Defense attorneys representing a man convicted of a Chelsea murder say that because many of the witnesses taking the stand against their client had reason to help the government — namely to avoid deportation — they were inherently inclined to help investigators.
Prosecutors for Suffolk County disagree, arguing there are other ways for the defense to uncover potential bias.
Fredys Chicas was convicted 10 years ago of beating Jose Santos, 31, to death with a baseball bat in Chelsea. Many of the witnesses to the crime were in the country illegally at the time of the trial.
Defense attorneys for Chicas, now 49, were allowed to ask those witnesses if they made any sort of deal with the government in exchange for testifying. But Chicas' defense lawyer, Janet Pumphrey, told the Supreme Judicial Court Friday that that line of questioning didn't go far enough. Because Chicas' attorneys couldn't specifically ask about the witnesses' immigration status, she said, that meant the question of whether witnesses were biased toward helping the government would go unanswered.

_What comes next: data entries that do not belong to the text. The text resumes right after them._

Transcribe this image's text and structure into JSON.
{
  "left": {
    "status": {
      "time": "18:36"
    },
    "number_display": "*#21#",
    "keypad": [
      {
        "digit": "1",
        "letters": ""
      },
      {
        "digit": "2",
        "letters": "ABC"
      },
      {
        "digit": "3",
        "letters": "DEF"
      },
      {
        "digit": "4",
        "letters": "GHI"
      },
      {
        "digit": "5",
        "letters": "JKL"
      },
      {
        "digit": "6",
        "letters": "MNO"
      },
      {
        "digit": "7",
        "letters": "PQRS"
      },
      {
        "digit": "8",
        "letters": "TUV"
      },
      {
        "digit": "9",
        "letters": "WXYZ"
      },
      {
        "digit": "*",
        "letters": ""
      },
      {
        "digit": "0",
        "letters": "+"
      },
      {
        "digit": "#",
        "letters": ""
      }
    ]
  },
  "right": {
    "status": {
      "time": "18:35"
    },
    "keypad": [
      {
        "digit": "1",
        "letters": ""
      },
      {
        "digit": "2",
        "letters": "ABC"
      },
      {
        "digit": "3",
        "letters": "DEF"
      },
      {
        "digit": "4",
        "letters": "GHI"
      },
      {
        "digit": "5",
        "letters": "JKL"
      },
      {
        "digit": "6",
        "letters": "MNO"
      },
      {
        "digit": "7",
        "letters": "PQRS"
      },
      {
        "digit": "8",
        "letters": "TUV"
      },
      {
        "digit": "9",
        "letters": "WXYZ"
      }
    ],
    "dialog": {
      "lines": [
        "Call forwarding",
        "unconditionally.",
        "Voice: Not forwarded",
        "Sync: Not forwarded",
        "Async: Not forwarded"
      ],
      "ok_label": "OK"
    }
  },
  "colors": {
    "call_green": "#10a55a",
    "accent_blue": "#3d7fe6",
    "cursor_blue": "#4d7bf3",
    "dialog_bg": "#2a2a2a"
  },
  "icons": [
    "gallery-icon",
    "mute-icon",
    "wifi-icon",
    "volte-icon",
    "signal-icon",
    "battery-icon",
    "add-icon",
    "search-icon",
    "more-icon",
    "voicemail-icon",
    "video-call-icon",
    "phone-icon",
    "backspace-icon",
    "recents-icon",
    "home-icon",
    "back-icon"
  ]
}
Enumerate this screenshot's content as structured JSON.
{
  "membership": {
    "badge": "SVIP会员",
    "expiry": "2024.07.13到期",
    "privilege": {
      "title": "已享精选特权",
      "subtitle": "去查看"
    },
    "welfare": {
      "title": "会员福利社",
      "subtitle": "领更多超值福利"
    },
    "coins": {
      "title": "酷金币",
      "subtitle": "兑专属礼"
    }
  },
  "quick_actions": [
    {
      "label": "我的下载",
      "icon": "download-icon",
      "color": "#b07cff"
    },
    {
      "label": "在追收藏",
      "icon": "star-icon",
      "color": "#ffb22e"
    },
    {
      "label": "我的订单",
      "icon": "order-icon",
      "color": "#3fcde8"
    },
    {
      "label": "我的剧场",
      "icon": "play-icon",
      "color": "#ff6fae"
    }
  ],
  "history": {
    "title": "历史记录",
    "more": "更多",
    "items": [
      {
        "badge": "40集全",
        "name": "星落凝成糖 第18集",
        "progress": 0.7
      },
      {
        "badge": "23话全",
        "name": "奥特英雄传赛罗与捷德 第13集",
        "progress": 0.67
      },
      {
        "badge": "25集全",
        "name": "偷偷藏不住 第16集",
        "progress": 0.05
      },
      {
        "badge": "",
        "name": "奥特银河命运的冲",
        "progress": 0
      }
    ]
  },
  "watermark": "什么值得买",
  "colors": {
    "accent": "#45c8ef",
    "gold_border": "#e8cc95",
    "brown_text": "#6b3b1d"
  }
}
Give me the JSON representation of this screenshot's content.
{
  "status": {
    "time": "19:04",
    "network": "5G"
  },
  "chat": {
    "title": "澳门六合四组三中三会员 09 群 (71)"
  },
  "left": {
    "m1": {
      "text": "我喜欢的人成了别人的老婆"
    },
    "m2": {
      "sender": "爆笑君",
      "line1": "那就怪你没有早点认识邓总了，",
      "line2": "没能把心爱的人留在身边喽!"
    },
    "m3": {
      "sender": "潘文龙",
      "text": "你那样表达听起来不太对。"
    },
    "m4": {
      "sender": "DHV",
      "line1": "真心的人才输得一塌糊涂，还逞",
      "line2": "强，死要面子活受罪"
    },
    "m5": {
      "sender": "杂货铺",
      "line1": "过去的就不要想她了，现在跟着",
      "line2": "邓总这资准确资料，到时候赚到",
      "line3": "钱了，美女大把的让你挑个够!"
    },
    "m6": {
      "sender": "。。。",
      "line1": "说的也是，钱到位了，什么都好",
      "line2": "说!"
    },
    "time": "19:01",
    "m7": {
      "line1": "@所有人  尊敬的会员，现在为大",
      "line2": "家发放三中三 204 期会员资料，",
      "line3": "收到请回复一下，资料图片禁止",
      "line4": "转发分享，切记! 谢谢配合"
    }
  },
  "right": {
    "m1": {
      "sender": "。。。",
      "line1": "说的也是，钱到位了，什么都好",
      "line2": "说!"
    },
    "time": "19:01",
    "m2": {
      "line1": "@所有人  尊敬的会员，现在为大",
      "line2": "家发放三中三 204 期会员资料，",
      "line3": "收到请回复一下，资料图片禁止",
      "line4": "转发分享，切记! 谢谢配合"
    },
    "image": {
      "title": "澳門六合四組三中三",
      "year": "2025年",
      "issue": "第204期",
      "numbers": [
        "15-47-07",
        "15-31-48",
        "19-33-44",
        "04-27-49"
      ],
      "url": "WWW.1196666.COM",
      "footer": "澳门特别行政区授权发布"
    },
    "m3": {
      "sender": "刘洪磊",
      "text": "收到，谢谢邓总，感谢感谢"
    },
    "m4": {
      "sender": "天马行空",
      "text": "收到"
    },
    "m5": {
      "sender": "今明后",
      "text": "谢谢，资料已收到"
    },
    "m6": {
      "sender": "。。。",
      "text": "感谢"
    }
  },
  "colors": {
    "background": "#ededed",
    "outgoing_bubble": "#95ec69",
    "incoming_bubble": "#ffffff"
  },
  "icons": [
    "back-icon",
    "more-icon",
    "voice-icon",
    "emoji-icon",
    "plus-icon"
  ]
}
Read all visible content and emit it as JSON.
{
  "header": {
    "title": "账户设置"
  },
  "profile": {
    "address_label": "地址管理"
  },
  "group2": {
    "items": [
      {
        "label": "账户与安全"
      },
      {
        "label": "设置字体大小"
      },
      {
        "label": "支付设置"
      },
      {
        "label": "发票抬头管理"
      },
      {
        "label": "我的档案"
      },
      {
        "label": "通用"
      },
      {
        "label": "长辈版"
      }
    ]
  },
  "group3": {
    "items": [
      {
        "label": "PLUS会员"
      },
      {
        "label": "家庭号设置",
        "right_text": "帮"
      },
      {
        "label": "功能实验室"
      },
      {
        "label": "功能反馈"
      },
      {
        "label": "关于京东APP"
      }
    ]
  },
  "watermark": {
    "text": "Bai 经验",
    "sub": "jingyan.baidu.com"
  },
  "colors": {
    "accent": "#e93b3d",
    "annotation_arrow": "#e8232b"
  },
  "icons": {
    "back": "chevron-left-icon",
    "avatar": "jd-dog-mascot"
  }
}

"Because they were illegal aliens, they had a reason to want to please the prosecution. They're afraid of deportation, they're going to do whatever it takes to please the commonwealth," Pumphrey said.
During the trial, defense attorneys were able to ask witnesses whether immigration status came up in conversations with government officials investigating the murder. All but one of the witnesses said immigration status was discussed.
Prosecutors, however, said the trial judge established fair guidelines, stopping short of allowing specific status-related questions.
"What was not a proper question is to simply ask someone on the witness stand whether they are lawfully within the United States or whether they are an illegal immigrant," said Teresa Anderson, a Suffolk County assistant district attorney arguing the case in front of the SJC.
Not only is immigration status of the witnesses irrelevant to this case, argues Anderson, but she also worries about the message that this kind of precedent could set for other prospective witnesses and victims of crime.
"No one wants to come forward and be involved in a court proceeding to begin with and then if you're asking people to both come forward and expose themselves in this way, it will have a chilling effect," she said.
A decision is expected sometime next year.